Send patches to sandra.snan@idiomdrottning.org.

The name of this fork is “retro markdown-mode” since markdown-mode’s commands used to work on normal regions. It used to be possible to select a block of text and hit C-c C-s q and it’d get blockquoted.

Then they changed it to require the region to be active. The reason for that change was so commands could me multipurpose: when there’s an active region, do stuff to the region, otherwise do it to word at point. So C-c C-s i would put stars around the word at point. That was their thinking. That’s nifty, but I haven’t gotten able to get used to that, to hitting C-SPC twice all the time.

The solution I have here is for (use-region-p) to also check if transient-mark-mode is even on. I’ve seen this in vertico and in edit-indirect.

If the issue gets resolved in upstream, that’ll also be the end of this fork. I get that I come across as super petty to make a fork just for one rejected issue but it’s a setting I need in a mode I use daily.

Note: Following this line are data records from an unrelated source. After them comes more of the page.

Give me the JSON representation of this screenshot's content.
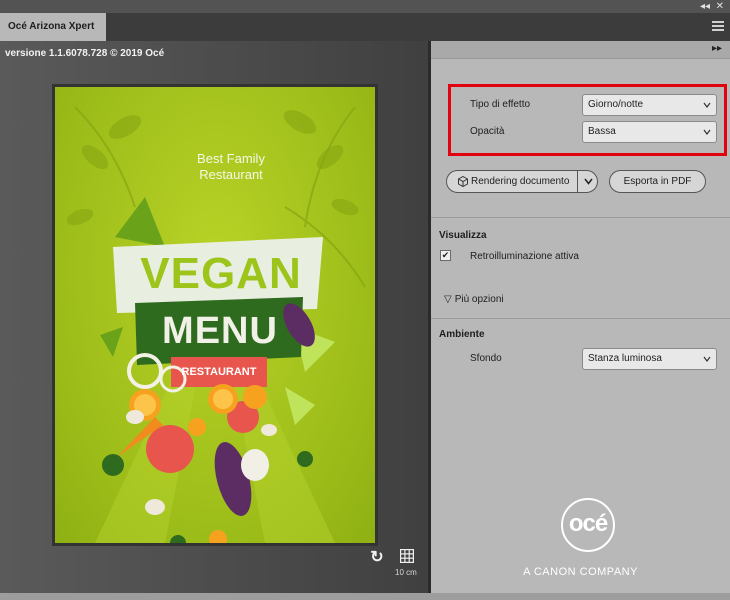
{
  "window": {
    "tab_title": "Océ Arizona Xpert",
    "collapse_glyph": "◂◂",
    "close_glyph": "✕"
  },
  "viewer": {
    "version_text": "versione 1.1.6078.728 © 2019 Océ",
    "scale_label": "10 cm",
    "poster": {
      "tagline_line1": "Best Family",
      "tagline_line2": "Restaurant",
      "headline1": "VEGAN",
      "headline2": "MENU",
      "badge": "RESTAURANT"
    }
  },
  "panel": {
    "expand_glyph": "▸▸",
    "effect_type_label": "Tipo di effetto",
    "effect_type_value": "Giorno/notte",
    "opacity_label": "Opacità",
    "opacity_value": "Bassa",
    "render_button_label": "Rendering documento",
    "export_button_label": "Esporta in PDF",
    "view_section_title": "Visualizza",
    "backlight_label": "Retroilluminazione attiva",
    "backlight_checked": true,
    "more_options_label": "Più opzioni",
    "environment_section_title": "Ambiente",
    "background_label": "Sfondo",
    "background_value": "Stanza luminosa",
    "logo_text": "océ",
    "company_tagline": "A CANON COMPANY"
  },
  "colors": {
    "highlight": "#e3000f",
    "poster_green": "#a8c41f",
    "menu_dark_green": "#2f6b1f",
    "badge_red": "#e8554c"
  }
}
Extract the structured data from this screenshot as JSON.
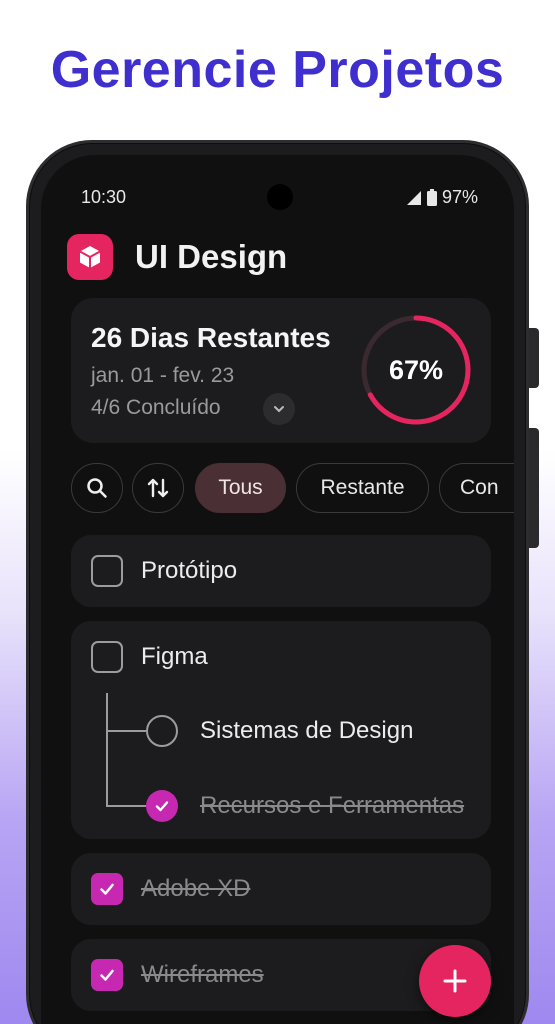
{
  "headline": "Gerencie Projetos",
  "status_bar": {
    "time": "10:30",
    "battery": "97%"
  },
  "app": {
    "title": "UI Design",
    "icon": "cube-icon"
  },
  "summary": {
    "days_left": "26 Dias Restantes",
    "date_range": "jan. 01 - fev. 23",
    "completed": "4/6 Concluído",
    "progress_label": "67%",
    "progress": 0.67
  },
  "filters": {
    "search_icon": "search-icon",
    "sort_icon": "sort-arrows-icon",
    "chips": [
      "Tous",
      "Restante",
      "Con"
    ]
  },
  "tasks": [
    {
      "label": "Protótipo",
      "done": false
    },
    {
      "label": "Figma",
      "done": false,
      "subtasks": [
        {
          "label": "Sistemas de Design",
          "done": false
        },
        {
          "label": "Recursos e Ferramentas",
          "done": true
        }
      ]
    },
    {
      "label": "Adobe XD",
      "done": true
    },
    {
      "label": "Wireframes",
      "done": true
    }
  ],
  "fab_icon": "plus-icon",
  "colors": {
    "accent": "#e5255f",
    "check": "#c628b1",
    "headline": "#3f2fcf"
  }
}
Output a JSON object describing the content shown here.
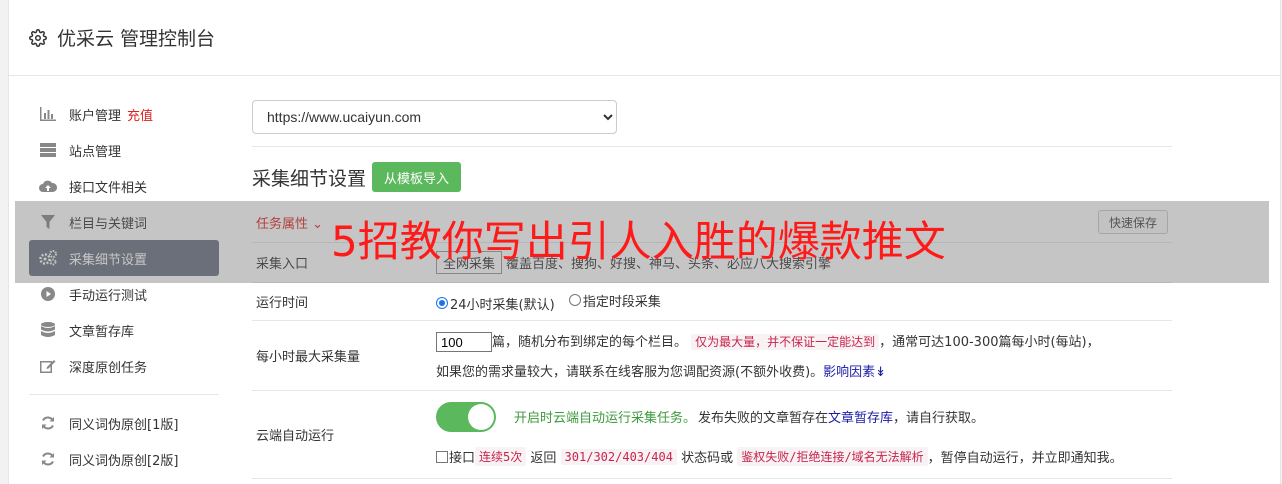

Some thoughts about the fork

I use markdown-mode many hours per day most days of the week for the past many years and hopefully a long time in the future. That means a couple of things:

1. I owe the markdown-mode team a lot of gratitude for making an editor that’s obviously good enough for me to use and rely on it every day. I am very thankful for them making it. I never mean to come across as taking that for granted.

2. Since I do use it so much, I become acutely aware of painpoints in the UI and convenciences that become annoyances, DWIM features that do what I don’t mean, and things that are a li’l bit unreliable and buggy. I’m grateful to get an opportunity to try to have my own version here. That’s the magic of FOSS. I can only hope I won’t introduce more bugs than I will fix.